“İster olumlu ister olumsuz olsun her duygumuz aslında bize rehberlik ediyor”
Koçluk çalışmalarına gelen pek çok kişinin ortak çabası hissettikleri olumsuz duygulardan kurtulmaktır. Korku, endişe, öfke, mutsuzluk, kıskançlık ve benzeri olumsuz duyguları hissetmek istemiyoruz. Çare olarak bu duyguları görmezden geliyor, bastırıyor, iyi hissediyormuş gibi davranıyor ya da hızlı yoldan tam tersi şekilde hissetmemizi sağlayacak alışkanlıklar geliştiriyoruz. Kısacası çareyi onlardan kaçmakta buluyoruz.
Oysa duygulardan kaçmak; duyguları saklamak, görmezden gelmek ya da kendimizi kandırmak bir çözüm değil. Tam tersi kaçarak istemediğimiz tüm duyguları daha da büyütüp, derinleştirip, hücrelerimize hapsediyoruz. Hatta bazen de yağmurdan kaçarken doluya tutuluyoruz. Aklımıza gelebilecek her bir bağımlılığın büyük çoğunluğu bu kaçmaların sonucu olarak gelişiyor. Olumsuz duygularımızdan kurtulmaya çalışmak yerine onları bir uyarı aracı olarak değerlendirdiğimizde ise rehberliklerinden olumlu yönde faydalanabiliyoruz.
Duygularımızdan Kaçmak Yerine Yüzleşmeyi Seçmeliyiz
Öncelikli olarak yapılması gereken şeylerden bir tanesi kendimizi iyi hissettirmeyen duygulardan kaçılması gerekmediğini anlamaktır. Bu duyguların da aynı bize kendimizi iyi hissettiren olumlu duygular gibi yaşanmasına izin vermek gerekir. Ancak burada önemli bir ayrıntıya dikkat edilmelidir. Duygunun yaşanmasına izin vermek ile çaresizce o duygunun içinde günler, aylar geçirmek ya da kendini bu duygunun tutsağı yapmak aynı şey değildir.
Olumsuz duyguların sağlıklı bir şekilde yaşanmasına izin vermek için onlarla yüzleşmek ve onları sorgulamak gerekir. Duygularla yüzleşmek onları kabul etmektir.
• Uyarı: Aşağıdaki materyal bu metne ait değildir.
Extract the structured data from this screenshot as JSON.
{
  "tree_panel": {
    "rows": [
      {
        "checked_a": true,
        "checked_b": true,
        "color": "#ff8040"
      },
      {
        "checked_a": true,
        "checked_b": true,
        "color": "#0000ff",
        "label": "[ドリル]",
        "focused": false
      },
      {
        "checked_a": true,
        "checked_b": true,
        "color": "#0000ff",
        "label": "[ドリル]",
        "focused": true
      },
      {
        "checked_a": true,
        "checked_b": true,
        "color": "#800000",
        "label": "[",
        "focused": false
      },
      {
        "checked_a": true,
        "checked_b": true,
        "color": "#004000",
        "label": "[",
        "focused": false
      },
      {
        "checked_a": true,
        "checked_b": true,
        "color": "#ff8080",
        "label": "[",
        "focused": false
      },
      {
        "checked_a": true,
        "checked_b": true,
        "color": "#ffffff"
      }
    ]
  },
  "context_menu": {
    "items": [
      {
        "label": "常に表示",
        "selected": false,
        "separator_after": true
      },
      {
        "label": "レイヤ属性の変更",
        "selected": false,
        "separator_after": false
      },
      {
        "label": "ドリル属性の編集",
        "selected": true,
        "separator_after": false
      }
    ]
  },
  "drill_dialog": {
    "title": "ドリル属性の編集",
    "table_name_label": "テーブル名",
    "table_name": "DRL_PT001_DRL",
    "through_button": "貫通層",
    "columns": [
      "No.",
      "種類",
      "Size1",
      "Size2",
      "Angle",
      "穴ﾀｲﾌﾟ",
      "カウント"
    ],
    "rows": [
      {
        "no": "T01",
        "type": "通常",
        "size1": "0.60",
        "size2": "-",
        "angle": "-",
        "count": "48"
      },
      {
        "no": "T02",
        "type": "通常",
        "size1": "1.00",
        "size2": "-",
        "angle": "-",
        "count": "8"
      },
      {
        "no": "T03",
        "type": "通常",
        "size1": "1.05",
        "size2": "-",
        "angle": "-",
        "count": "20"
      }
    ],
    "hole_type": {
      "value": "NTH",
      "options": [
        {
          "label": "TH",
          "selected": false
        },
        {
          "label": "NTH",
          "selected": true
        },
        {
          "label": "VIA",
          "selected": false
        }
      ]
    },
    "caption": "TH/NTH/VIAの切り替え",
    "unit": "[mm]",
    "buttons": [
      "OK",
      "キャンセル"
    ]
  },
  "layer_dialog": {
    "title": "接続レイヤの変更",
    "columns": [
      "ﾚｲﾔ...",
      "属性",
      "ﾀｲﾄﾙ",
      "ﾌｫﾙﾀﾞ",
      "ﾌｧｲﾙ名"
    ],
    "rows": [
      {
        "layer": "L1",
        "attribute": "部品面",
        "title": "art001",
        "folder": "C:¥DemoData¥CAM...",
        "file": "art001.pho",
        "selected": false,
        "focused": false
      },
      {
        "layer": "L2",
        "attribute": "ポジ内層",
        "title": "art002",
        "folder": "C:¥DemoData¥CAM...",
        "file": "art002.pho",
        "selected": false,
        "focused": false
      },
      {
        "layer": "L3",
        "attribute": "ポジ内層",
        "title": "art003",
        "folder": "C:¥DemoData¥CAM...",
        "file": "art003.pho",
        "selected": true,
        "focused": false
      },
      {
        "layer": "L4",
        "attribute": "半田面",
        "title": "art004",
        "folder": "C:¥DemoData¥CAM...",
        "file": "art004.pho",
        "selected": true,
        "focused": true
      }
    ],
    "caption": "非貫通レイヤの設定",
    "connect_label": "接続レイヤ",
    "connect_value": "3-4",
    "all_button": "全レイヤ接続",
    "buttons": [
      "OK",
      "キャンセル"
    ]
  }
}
Bu duygular yokmuş gibi davranmak yerine bu hisler içinde olduğumuzu kendimize itiraf etmek gerekir. Korkmak, endişelenmek, heyecanlanmak aynı mutlu olmak, huzurlu olmak kadar doğaldır. Dolayısı ile bu hisler içinde olmak anormal bir durum değil sadece sorgulanması gereken bir durumdur. Sorgulamaktan kastımız ise bu duygunun neden ortaya çıktığına bakmak, bize nasıl bir uyarıda bulunduğunu anlamaya çalışmaktır. Ancak bu sayede duyguların ortaya çıkmasına neden olan gerçek sebepleri görebilir ve bu sebeplerin giderilmesi için çözümler üretebilir, kendimizi yeniden iyi hissedebiliriz.
Olumsuz duygularımız kimi zaman somut bir nedenden, büyük bir çoğunlukla da düşüncelerimizden kaynaklanır. Bedenimiz ya somut bir sebep karşısında önlem almamız için ya da sistemimizde bizi iyi hissettirmeyen düşüncelere kapıldığımızın bir göstergesi olarak uyarı vermektedir. Her iki durumda da olumsuz duygulara takılıp kalmak, onları hissetmemek için çaba sarf etmek yerine vermek istedikleri uyarılara bakmaya başladığımızda gerek somut nedenler karşısında yapabileceklerimize odaklanıp çözüm üreterek, gerek yaşanması gerekiyorsa duyguya izin vererek, gerek düşüncelerimizi fark edip düzelterek hem kendimiz için doğru adımları atabilir hem de olumsuz duyguların kendiliğinden geçmesini sağlayabiliriz. Bu sayede duygularımızın esiri olmadan, rehberliklerinden faydalanmış oluruz.